Заметив Руди, Роберт подошел к нам и после обычных приветствий сказал: «Очень надеюсь, что вам здесь понравится и вы будете моими гостями еще много раз. Любая вечеринка у меня дома начинается с мартини. Я делаю его по своему рецепту». Он протянул по бокалу Руди и мне. Мартини оказался крепким. Самое главное, мы еще не знали, что алкоголь на такой высоте действует на организм совсем не так, как на равнине. К началу ужина у меня уже поплыло в глазах, и один бог знает, что я там наговорила. После ужина Руди помог мне встать из-за стола – сама я не смогла бы этого сделать. Никогда в жизни я не чувствовала себя такой пьяной. Мы с трудом дошли до нашего дома. Несколько дней спустя Руди признался: «Ты знаешь, в тот вечер я вовсе не был уверен, что смогу привести тебя домой». До второго бокала мартини я успела только запомнить, как Оппи подвел нас к симпатичному молодому человеку и сказал:
– Познакомьтесь, это Роберт Сербер. Он написал учебник для начинающих «Как построить атомную бомбу», который раздают всем вновь прибывшим физикам. Извините, Руди, вы его тоже получите в пакете вместе с другими документами, вам он, разумеется, не нужен, но таков порядок. До войны я несколько раз пытался устроить его к нам в Беркли, но наш декан Раймонд Бердж каждый раз возражал: «Достаточно и одного еврея на факультете». С началом войны это возражение отпало.

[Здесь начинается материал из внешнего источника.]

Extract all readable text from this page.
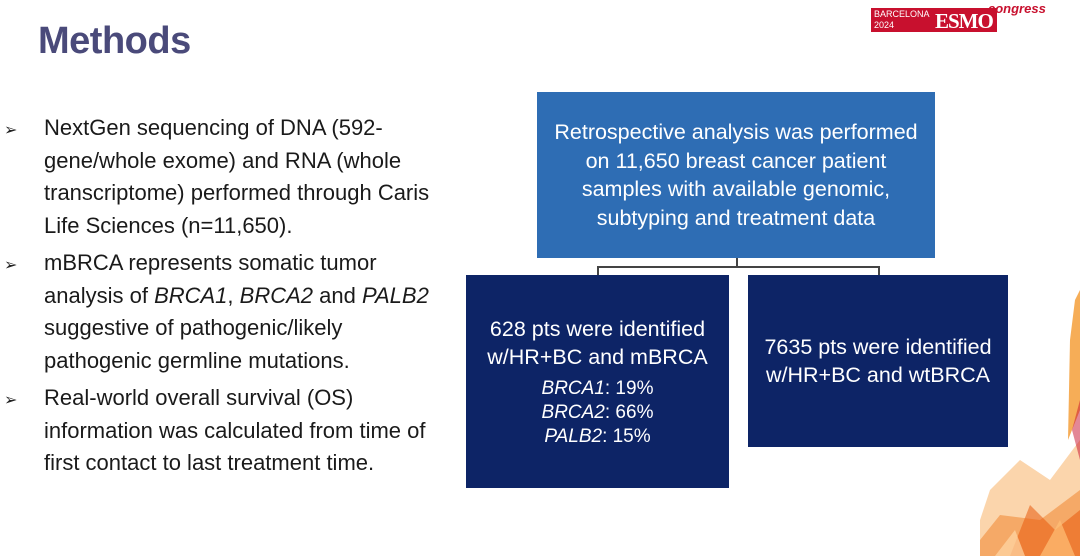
Methods
BARCELONA
2024	ESMO
congress
➢ NextGen sequencing of DNA (592-gene/whole exome) and RNA (whole transcriptome) performed through Caris Life Sciences (n=11,650).
➢ mBRCA represents somatic tumor analysis of BRCA1, BRCA2 and PALB2 suggestive of pathogenic/likely pathogenic germline mutations.
➢ Real-world overall survival (OS) information was calculated from time of first contact to last treatment time.
Retrospective analysis was performed on 11,650 breast cancer patient samples with available genomic, subtyping and treatment data
628 pts were identified w/HR+BC and mBRCA
BRCA1: 19%
BRCA2: 66%
PALB2: 15%
7635 pts were identified w/HR+BC and wtBRCA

Оппенгеймер был поразительным человеком. Любая беда – будь то болезнь его аспиранта или геноцид армян – не оставляли его равнодушным. Если он мог помочь, то делал это без колебаний. Когда в 1937 году умер его отец, оставив Роберту значительное наследство, он пожертвовал его Университету Калифорнии на поддержку аспирантов. Еще раньше он жертвовал немалые суммы в фонд помощи немецким ученым-беженцам и позднее испанским республиканцам, пострадавшим в гражданской войне. Его весьма левые политические убеждения ни для кого не были секретом. И тем не менее Оппенгеймера назначили научным директором Манхэттенского проекта. В июле 1943 года генерал Гровс в секретном письме высшему руководству Манхэттенского проекта написал: «Желательно, чтобы необходимый доступ Роберту Оппенгеймеру был незамедлительно оформлен, независимо от имеющейся у вас информации относительно г-на Оппенгеймера. Он абсолютно необходим для проекта».

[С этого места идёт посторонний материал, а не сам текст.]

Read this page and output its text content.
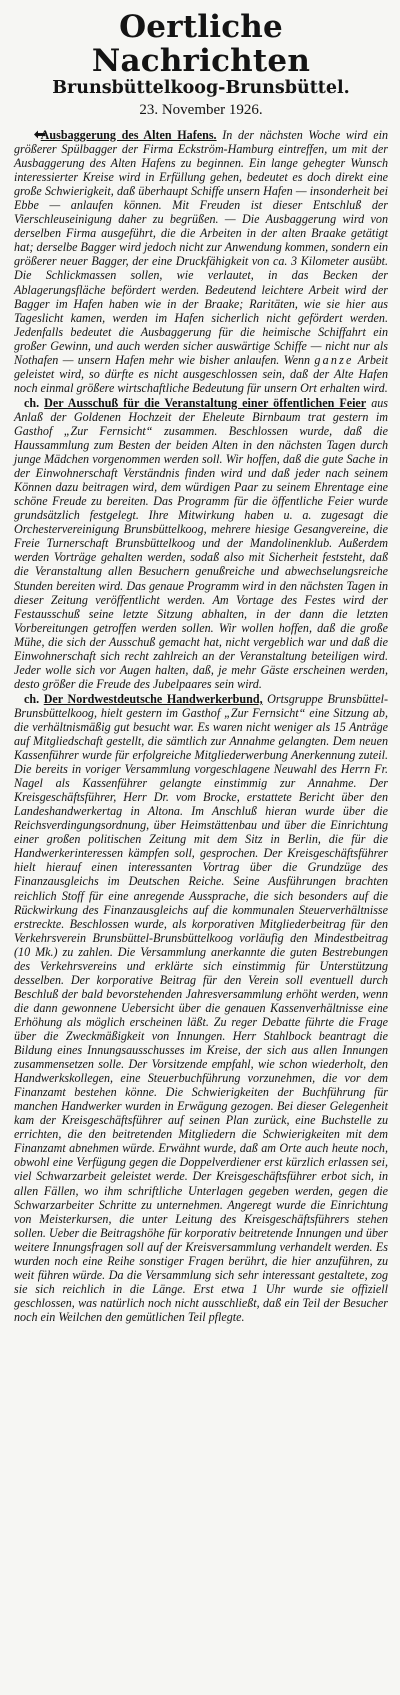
Oertliche Nachrichten
Brunsbüttelkoog-Brunsbüttel.
23. November 1926.

Ausbaggerung des Alten Hafens. In der nächsten Woche wird ein größerer Spülbagger der Firma Eckström-Hamburg eintreffen, um mit der Ausbaggerung des Alten Hafens zu beginnen. Ein lange gehegter Wunsch interessierter Kreise wird in Erfüllung gehen, bedeutet es doch direkt eine große Schwierigkeit, daß überhaupt Schiffe unsern Hafen — insonderheit bei Ebbe — anlaufen können. Mit Freuden ist dieser Entschluß der Vierschleuseinigung daher zu begrüßen. — Die Ausbaggerung wird von derselben Firma ausgeführt, die die Arbeiten in der alten Braake getätigt hat; derselbe Bagger wird jedoch nicht zur Anwendung kommen, sondern ein größerer neuer Bagger, der eine Druckfähigkeit von ca. 3 Kilometer ausübt. Die Schlickmassen sollen, wie verlautet, in das Becken der Ablagerungsfläche befördert werden. Bedeutend leichtere Arbeit wird der Bagger im Hafen haben wie in der Braake; Raritäten, wie sie hier aus Tageslicht kamen, werden im Hafen sicherlich nicht gefördert werden. Jedenfalls bedeutet die Ausbaggerung für die heimische Schiffahrt ein großer Gewinn, und auch werden sicher auswärtige Schiffe — nicht nur als Nothafen — unsern Hafen mehr wie bisher anlaufen. Wenn ganze Arbeit geleistet wird, so dürfte es nicht ausgeschlossen sein, daß der Alte Hafen noch einmal größere wirtschaftliche Bedeutung für unsern Ort erhalten wird.

ch. Der Ausschuß für die Veranstaltung einer öffentlichen Feier aus Anlaß der Goldenen Hochzeit der Eheleute Birnbaum trat gestern im Gasthof „Zur Fernsicht“ zusammen. Beschlossen wurde, daß die Haussammlung zum Besten der beiden Alten in den nächsten Tagen durch junge Mädchen vorgenommen werden soll. Wir hoffen, daß die gute Sache in der Einwohnerschaft Verständnis finden wird und daß jeder nach seinem Können dazu beitragen wird, dem würdigen Paar zu seinem Ehrentage eine schöne Freude zu bereiten. Das Programm für die öffentliche Feier wurde grundsätzlich festgelegt. Ihre Mitwirkung haben u. a. zugesagt die Orchestervereinigung Brunsbüttelkoog, mehrere hiesige Gesangvereine, die Freie Turnerschaft Brunsbüttelkoog und der Mandolinenklub. Außerdem werden Vorträge gehalten werden, sodaß also mit Sicherheit feststeht, daß die Veranstaltung allen Besuchern genußreiche und abwechselungsreiche Stunden bereiten wird. Das genaue Programm wird in den nächsten Tagen in dieser Zeitung veröffentlicht werden. Am Vortage des Festes wird der Festausschuß seine letzte Sitzung abhalten, in der dann die letzten Vorbereitungen getroffen werden sollen. Wir wollen hoffen, daß die große Mühe, die sich der Ausschuß gemacht hat, nicht vergeblich war und daß die Einwohnerschaft sich recht zahlreich an der Veranstaltung beteiligen wird. Jeder wolle sich vor Augen halten, daß, je mehr Gäste erscheinen werden, desto größer die Freude des Jubelpaares sein wird.

ch. Der Nordwestdeutsche Handwerkerbund, Ortsgruppe Brunsbüttel-Brunsbüttelkoog, hielt gestern im Gasthof „Zur Fernsicht“ eine Sitzung ab, die verhältnismäßig gut besucht war. Es waren nicht weniger als 15 Anträge auf Mitgliedschaft gestellt, die sämtlich zur Annahme gelangten. Dem neuen Kassenführer wurde für erfolgreiche Mitgliederwerbung Anerkennung zuteil. Die bereits in voriger Versammlung vorgeschlagene Neuwahl des Herrn Fr. Nagel als Kassenführer gelangte einstimmig zur Annahme. Der Kreisgeschäftsführer, Herr Dr. vom Brocke, erstattete Bericht über den Landeshandwerkertag in Altona. Im Anschluß hieran wurde über die Reichsverdingungsordnung, über Heimstättenbau und über die Einrichtung einer großen politischen Zeitung mit dem Sitz in Berlin, die für die Handwerkerinteressen kämpfen soll, gesprochen. Der Kreisgeschäftsführer hielt hierauf einen interessanten Vortrag über die Grundzüge des Finanzausgleichs im Deutschen Reiche. Seine Ausführungen brachten reichlich Stoff für eine anregende Aussprache, die sich besonders auf die Rückwirkung des Finanzausgleichs auf die kommunalen Steuerverhältnisse erstreckte. Beschlossen wurde, als korporativen Mitgliederbeitrag für den Verkehrsverein Brunsbüttel-Brunsbüttelkoog vorläufig den Mindestbeitrag (10 Mk.) zu zahlen. Die Versammlung anerkannte die guten Bestrebungen des Verkehrsvereins und erklärte sich einstimmig für Unterstützung desselben. Der korporative Beitrag für den Verein soll eventuell durch Beschluß der bald bevorstehenden Jahresversammlung erhöht werden, wenn die dann gewonnene Uebersicht über die genauen Kassenverhältnisse eine Erhöhung als möglich erscheinen läßt. Zu reger Debatte führte die Frage über die Zweckmäßigkeit von Innungen. Herr Stahlbock beantragt die Bildung eines Innungsausschusses im Kreise, der sich aus allen Innungen zusammensetzen solle. Der Vorsitzende empfahl, wie schon wiederholt, den Handwerkskollegen, eine Steuerbuchführung vorzunehmen, die vor dem Finanzamt bestehen könne. Die Schwierigkeiten der Buchführung für manchen Handwerker wurden in Erwägung gezogen. Bei dieser Gelegenheit kam der Kreisgeschäftsführer auf seinen Plan zurück, eine Buchstelle zu errichten, die den beitretenden Mitgliedern die Schwierigkeiten mit dem Finanzamt abnehmen würde. Erwähnt wurde, daß am Orte auch heute noch, obwohl eine Verfügung gegen die Doppelverdiener erst kürzlich erlassen sei, viel Schwarzarbeit geleistet werde. Der Kreisgeschäftsführer erbot sich, in allen Fällen, wo ihm schriftliche Unterlagen gegeben werden, gegen die Schwarzarbeiter Schritte zu unternehmen. Angeregt wurde die Einrichtung von Meisterkursen, die unter Leitung des Kreisgeschäftsführers stehen sollen. Ueber die Beitragshöhe für korporativ beitretende Innungen und über weitere Innungsfragen soll auf der Kreisversammlung verhandelt werden. Es wurden noch eine Reihe sonstiger Fragen berührt, die hier anzuführen, zu weit führen würde. Da die Versammlung sich sehr interessant gestaltete, zog sie sich reichlich in die Länge. Erst etwa 1 Uhr wurde sie offiziell geschlossen, was natürlich noch nicht ausschließt, daß ein Teil der Besucher noch ein Weilchen den gemütlichen Teil pflegte.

Соображал Оппенгеймер мгновенно. Руди говорил, что обычно при разговоре с Оппи к моменту, когда вопрос сформулирован наполовину, Оппи уже все понимал и его ответ был готов. «Он видит главное в любой проблеме, научной или житейской, и, как правило, находит решение, зачастую единственно возможное. Когда он подводит итоги недели – блестяще, – в зале собираются все».
Я сама много раз была свидетельницей того, как быстро Оппенгеймер находил подход к совершенно разным людям, неизменно вызывая у них доверие и симпатию. А вот его жена Китти мне не понравилась. Что бы она ни говорила, всегда проскальзывали нотки высокомерия. По-моему, она и не пыталась их скрыть. Впрочем, мужчины относились к ней по-иному, нежели женщины.

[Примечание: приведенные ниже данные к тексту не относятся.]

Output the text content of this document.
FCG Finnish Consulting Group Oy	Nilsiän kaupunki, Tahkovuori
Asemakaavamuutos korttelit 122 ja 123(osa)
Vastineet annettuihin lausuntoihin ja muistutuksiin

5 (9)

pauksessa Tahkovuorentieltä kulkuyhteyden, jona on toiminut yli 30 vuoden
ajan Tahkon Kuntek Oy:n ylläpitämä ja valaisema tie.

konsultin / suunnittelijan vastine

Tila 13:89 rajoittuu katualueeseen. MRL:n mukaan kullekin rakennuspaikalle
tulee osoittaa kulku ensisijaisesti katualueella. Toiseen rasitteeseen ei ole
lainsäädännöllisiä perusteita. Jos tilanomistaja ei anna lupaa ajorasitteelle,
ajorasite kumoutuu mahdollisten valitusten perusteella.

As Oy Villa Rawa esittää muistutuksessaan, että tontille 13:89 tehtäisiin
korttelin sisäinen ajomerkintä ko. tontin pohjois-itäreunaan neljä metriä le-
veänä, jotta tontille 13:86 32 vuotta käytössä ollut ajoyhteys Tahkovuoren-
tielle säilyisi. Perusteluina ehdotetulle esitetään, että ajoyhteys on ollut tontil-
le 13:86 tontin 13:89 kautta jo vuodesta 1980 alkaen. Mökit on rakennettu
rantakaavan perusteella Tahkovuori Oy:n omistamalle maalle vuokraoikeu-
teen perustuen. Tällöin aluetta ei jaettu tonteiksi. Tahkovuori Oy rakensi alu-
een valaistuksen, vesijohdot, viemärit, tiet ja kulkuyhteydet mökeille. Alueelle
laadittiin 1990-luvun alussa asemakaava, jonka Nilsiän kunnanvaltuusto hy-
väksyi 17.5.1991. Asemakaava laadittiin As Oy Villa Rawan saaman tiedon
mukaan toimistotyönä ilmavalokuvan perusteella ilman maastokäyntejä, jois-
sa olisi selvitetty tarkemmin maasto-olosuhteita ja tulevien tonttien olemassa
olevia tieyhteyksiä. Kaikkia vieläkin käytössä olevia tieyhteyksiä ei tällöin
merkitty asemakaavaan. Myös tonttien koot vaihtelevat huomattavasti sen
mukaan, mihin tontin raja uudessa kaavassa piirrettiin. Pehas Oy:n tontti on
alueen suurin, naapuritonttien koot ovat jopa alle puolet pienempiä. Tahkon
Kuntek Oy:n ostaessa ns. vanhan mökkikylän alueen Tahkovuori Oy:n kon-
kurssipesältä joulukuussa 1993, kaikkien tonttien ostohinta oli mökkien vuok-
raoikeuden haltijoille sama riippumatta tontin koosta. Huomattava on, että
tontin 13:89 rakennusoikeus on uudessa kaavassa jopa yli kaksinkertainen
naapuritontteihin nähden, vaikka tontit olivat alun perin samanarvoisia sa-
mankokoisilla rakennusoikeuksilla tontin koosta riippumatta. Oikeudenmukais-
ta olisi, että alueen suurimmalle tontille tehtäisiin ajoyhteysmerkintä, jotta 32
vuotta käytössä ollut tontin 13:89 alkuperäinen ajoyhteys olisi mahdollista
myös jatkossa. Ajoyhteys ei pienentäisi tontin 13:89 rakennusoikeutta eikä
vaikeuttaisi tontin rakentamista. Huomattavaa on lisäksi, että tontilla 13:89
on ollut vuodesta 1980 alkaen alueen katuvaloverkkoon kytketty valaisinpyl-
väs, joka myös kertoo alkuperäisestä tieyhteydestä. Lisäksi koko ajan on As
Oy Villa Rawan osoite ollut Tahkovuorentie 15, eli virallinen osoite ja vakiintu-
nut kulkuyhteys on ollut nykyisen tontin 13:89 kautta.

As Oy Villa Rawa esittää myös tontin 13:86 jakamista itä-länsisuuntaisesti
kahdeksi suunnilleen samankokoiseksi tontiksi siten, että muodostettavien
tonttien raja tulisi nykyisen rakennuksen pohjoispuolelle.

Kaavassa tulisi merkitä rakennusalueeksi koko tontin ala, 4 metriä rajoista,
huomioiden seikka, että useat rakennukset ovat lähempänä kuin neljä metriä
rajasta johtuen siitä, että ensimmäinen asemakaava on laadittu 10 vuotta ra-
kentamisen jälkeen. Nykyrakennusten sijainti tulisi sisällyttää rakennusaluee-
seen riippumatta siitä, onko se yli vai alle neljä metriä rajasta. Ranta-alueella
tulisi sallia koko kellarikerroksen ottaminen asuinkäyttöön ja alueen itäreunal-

Относительно еды и одежды Роберт Оппенгеймер придерживался строгого ритуала: если кофе, то черный, как ночное небо Нью-Мексико. Молоко и сахар к кофе в его доме не подавали. Если бифштекс, то кровавый. Он носил дорогие костюмы и стильные шляпы.
На следующий день, в воскресенье, мы с Руди решили немного прогуляться по окрестностям. Тропинка причудливо извивалась; иногда ее пересекали другие тропы. Повернув назад и пройдя минут десять, мы вдруг наткнулись на глубокий каньон, преградивший нам путь. По-видимому, где-то свернули не туда. «Ничего, – сказал Руди, – вернемся на основную тропу, и все будет в порядке». Так мы и сделали, но вскоре снова уткнулись в каньон. При этом мы не теряли из виду водонапорную башню в Лос-Аламосе. После следующей безуспешной попытки я поняла, что безмерно устала, и присела на валявшееся бревно. «Вот и хорошо, хоть спокойно посмотрю на закат солнца».
На высоте Лос-Аламоса мы акклиматизировались далеко не сразу.
На Холме
Душой и центром Лос-Аламоса – центром в прямом смысле этого слова – была Лаборатория. Она была создана в рекордные сроки буквально на пустом месте для разработки атомного оружия. В этой Лаборатории работали лучшие физики-экспериментаторы, измерявшие свойства ядер; лучшие физики-теоретики, занимавшиеся цепной реакцией деления; лучшие химики и металлурги, занятые производством необходимых материалов, и т. д. Многие из них оставили нам свои мемуары. Но я могу написать о том, о чем они умолчали.